The Swiss Central Bank announced on Tuesday that it is on track to achieve record annual results in 2017, citing gains in its foreign currency savings.
The Swiss National Bank expected to achieve profits of 54 billion Swiss francs ($2.55 billion) for the year 2017, more than double the profits it achieved in 2016, which amounted to 24.5 billion.
The strong increase is mainly due to the weakness of the franc, which lost nearly 10 percent of its value against the euro last year. This, in turn, led to an increase in the value of the bank’s foreign currency savings. The value of the bank’s assets reached 784 billion francs by the end of last November, representing about 94 percent of the bank’s budget.
In the past, the Swiss Central Bank has purchased large amounts of euros to prevent the Swiss franc from rising unduly in value. A strong Swiss franc is generally considered harmful to Switzerland’s exports, as it makes Swiss products more expensive and less competitive globally. Consequently, Swiss consumers tend to shop abroad rather than domestically.
On March 5, the Swiss Central Bank is scheduled to publish its final revenue statistics. This announcement is important to understand the impact of the bank’s previous purchasing operations and to analyze their final results. These statistics may be an indication of future interventions that the Swiss Central Bank could take to maintain the stability of the value of the Swiss franc and promote economic growth in the country. It is noted that these points are based on information until September 2021, and there may be important new developments that take place after then. It affects the topic directly.
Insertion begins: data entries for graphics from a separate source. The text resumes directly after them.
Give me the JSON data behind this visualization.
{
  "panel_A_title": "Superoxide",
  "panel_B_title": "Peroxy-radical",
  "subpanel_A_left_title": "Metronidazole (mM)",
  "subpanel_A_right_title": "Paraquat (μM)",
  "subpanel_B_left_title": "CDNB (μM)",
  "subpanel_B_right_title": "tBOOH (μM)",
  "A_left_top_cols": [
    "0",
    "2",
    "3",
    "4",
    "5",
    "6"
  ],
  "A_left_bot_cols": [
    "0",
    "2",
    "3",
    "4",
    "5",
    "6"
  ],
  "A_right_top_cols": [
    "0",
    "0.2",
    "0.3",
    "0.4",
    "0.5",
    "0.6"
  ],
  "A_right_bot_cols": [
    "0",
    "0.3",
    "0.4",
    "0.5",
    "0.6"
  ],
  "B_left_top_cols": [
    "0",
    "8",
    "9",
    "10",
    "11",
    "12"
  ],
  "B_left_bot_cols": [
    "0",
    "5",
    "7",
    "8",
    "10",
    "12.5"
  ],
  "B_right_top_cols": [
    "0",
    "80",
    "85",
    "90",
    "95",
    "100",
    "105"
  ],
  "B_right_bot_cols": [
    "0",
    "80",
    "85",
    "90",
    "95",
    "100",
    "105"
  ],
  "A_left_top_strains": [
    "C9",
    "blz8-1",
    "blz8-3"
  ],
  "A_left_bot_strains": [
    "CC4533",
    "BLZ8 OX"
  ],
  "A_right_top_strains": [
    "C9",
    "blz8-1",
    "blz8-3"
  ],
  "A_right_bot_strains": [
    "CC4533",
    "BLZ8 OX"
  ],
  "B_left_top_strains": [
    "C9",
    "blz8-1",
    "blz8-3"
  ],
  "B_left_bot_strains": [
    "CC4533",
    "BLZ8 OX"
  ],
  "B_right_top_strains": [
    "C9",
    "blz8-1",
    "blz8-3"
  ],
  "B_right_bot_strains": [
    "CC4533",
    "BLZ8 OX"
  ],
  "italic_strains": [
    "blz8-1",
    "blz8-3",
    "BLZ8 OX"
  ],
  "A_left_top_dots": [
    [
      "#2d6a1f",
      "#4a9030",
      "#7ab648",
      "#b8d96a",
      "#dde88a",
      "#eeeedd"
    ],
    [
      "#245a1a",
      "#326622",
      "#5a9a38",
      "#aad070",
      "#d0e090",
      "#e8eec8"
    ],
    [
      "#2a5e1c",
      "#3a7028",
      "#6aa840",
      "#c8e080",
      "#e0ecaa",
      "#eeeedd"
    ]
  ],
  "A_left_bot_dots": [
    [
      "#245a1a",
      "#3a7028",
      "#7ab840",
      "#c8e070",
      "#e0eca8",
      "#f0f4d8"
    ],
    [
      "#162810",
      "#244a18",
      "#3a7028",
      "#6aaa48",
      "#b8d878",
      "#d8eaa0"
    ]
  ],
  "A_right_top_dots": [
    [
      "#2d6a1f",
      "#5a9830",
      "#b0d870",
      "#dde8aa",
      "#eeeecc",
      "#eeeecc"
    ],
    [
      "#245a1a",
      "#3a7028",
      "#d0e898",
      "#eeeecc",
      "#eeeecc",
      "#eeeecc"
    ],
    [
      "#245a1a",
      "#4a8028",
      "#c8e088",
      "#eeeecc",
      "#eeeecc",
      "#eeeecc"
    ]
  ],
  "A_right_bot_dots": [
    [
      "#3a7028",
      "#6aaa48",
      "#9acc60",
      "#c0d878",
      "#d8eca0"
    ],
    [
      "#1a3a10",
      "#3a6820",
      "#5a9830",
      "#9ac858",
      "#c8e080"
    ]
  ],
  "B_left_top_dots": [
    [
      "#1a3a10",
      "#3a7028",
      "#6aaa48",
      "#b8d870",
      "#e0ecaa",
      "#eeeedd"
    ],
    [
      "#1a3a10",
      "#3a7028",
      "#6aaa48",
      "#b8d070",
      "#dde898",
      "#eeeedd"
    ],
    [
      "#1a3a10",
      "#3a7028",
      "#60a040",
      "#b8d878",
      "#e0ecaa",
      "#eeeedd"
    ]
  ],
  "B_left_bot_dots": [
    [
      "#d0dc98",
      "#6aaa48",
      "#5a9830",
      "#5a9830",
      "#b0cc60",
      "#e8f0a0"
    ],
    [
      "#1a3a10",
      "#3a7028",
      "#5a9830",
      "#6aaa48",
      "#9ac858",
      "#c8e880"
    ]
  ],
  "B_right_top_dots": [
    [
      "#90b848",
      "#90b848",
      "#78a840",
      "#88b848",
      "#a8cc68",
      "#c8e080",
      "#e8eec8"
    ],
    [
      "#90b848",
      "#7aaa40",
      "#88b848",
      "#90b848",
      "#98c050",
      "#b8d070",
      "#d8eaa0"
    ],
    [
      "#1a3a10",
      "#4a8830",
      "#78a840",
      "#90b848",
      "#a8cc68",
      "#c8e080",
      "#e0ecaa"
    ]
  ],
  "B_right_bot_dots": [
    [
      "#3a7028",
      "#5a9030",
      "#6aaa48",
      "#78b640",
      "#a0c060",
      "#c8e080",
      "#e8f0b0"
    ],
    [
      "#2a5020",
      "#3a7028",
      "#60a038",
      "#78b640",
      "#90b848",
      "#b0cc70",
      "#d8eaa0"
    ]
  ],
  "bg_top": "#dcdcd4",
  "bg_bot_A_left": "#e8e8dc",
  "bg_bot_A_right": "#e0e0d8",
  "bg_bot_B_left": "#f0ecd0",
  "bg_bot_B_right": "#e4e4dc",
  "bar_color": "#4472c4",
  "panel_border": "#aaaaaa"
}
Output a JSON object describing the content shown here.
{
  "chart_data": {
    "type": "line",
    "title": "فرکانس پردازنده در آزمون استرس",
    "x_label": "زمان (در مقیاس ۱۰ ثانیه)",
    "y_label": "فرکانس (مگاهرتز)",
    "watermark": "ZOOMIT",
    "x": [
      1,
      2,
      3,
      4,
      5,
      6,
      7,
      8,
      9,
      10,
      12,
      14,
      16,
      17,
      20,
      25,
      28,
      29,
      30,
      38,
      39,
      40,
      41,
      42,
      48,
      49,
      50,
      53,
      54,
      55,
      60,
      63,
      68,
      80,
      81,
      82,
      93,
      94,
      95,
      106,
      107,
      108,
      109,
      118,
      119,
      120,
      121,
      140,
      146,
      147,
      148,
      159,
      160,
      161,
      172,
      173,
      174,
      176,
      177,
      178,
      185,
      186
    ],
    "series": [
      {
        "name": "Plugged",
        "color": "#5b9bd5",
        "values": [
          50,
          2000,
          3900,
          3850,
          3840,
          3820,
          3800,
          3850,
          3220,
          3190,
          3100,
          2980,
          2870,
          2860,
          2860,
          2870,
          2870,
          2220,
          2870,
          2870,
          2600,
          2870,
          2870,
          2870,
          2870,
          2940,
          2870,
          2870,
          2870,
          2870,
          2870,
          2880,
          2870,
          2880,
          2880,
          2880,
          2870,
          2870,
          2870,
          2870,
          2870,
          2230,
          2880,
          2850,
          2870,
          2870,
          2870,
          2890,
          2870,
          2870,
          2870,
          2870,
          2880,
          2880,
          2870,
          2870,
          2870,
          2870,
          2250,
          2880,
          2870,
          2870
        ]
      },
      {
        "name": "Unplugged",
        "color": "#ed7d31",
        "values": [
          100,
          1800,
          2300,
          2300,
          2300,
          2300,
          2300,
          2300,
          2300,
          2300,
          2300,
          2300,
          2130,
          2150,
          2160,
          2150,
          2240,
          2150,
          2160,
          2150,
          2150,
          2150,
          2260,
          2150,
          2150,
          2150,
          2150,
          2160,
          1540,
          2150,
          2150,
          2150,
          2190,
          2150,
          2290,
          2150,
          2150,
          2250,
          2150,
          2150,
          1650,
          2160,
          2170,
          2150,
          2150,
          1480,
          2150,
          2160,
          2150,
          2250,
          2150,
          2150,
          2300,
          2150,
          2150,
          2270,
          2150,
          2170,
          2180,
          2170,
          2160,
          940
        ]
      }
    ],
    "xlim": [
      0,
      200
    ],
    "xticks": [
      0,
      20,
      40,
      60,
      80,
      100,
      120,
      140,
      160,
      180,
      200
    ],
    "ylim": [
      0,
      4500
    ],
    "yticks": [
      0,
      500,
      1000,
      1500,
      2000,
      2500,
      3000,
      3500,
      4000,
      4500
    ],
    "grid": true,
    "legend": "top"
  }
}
The Swiss Central Bank’s decisions regarding the Swiss franc in the future
There are several key factors that could influence the SNB’s decisions on the Swiss franc in the near future. Among these factors:
Inflation: Inflation is one of the main factors that influence the decisions of the Swiss Central Bank. If inflation rates increase significantly, the bank may take action to raise the value of the Swiss franc to reduce inflation.
Economic Growth: The Swiss Central Bank’s decision is affected by the country’s economic growth rate. If there are expectations of strong economic growth, the Bank may take action to limit the strength of the Swiss franc to enhance the competitiveness of Swiss exports.
Global geopolitical and economic tensions: Global geopolitical and economic tensions can influence the decisions of the Swiss Central Bank. In the event of global events such as changes in the monetary policy of other central banks or trade conflicts, the Bank may take measures to deal with their effects on the Swiss franc.
The vision of the Swiss Central Bank: The vision and objectives of the Swiss Central Bank are an important factor in determining its decisions regarding the Swiss franc. These objectives could include maintaining financial stability, economic growth and enhancing the competitiveness of Swiss exports.
The SNB also needs to consider economic and financial forecasts, analysis and other key indicators to make its decisions on the Swiss franc. These factors must be monitored and taken into account to understand the likely path of the SNB’s monetary policy in the near future.
Economic Growth: There were expectations that the Swiss economy would see moderate growth in the near future, as the global economy continues to recover. However, the outlook may be affected by factors such as global trade tensions and the monetary policies of other central banks.
The Swiss franc and its impact on the Swiss economy and international trade relations
The Swiss franc is the official currency of Switzerland and has a major influence on the Swiss economy and international trade relations. Here are some ways the Swiss franc affects:
Foreign Trade: The strength or weakness of the Swiss franc affects Switzerland’s trade with other countries. If the Swiss franc is strong, this makes Swiss products more expensive on the global market, negatively affecting their exports. On the other hand, if the Swiss franc is weak, this could enhance the competitiveness of Swiss products at the global level.
Tourism: Switzerland is a popular tourist destination, and the tourism sector is affected by changes in the value of the Swiss franc. If the Swiss franc is strong, tourists will find it difficult to afford accommodation and shopping in Switzerland, which could lead to a decline in tourism. On the other hand, if the Swiss franc is weak, this could attract more tourists to Switzerland.
Foreign direct investment: The Swiss franc can influence the decisions of foreign companies to invest in Switzerland. If the Swiss franc is strong, foreign companies may find it difficult to invest capital in Switzerland, while if the Swiss franc is weak, this could encourage foreign companies to invest more in Switzerland.
As for the unemployment rate in Switzerland, the Swiss franc can affect it indirectly. For example, if the Swiss franc is strong and Swiss exports are negatively affected, this could cause economic activity to decline and employment to decline, leading to an increase in the unemployment rate. The opposite is also true, if the Swiss franc is weak and exports and economic activity improve, this could lead to a lower unemployment rate.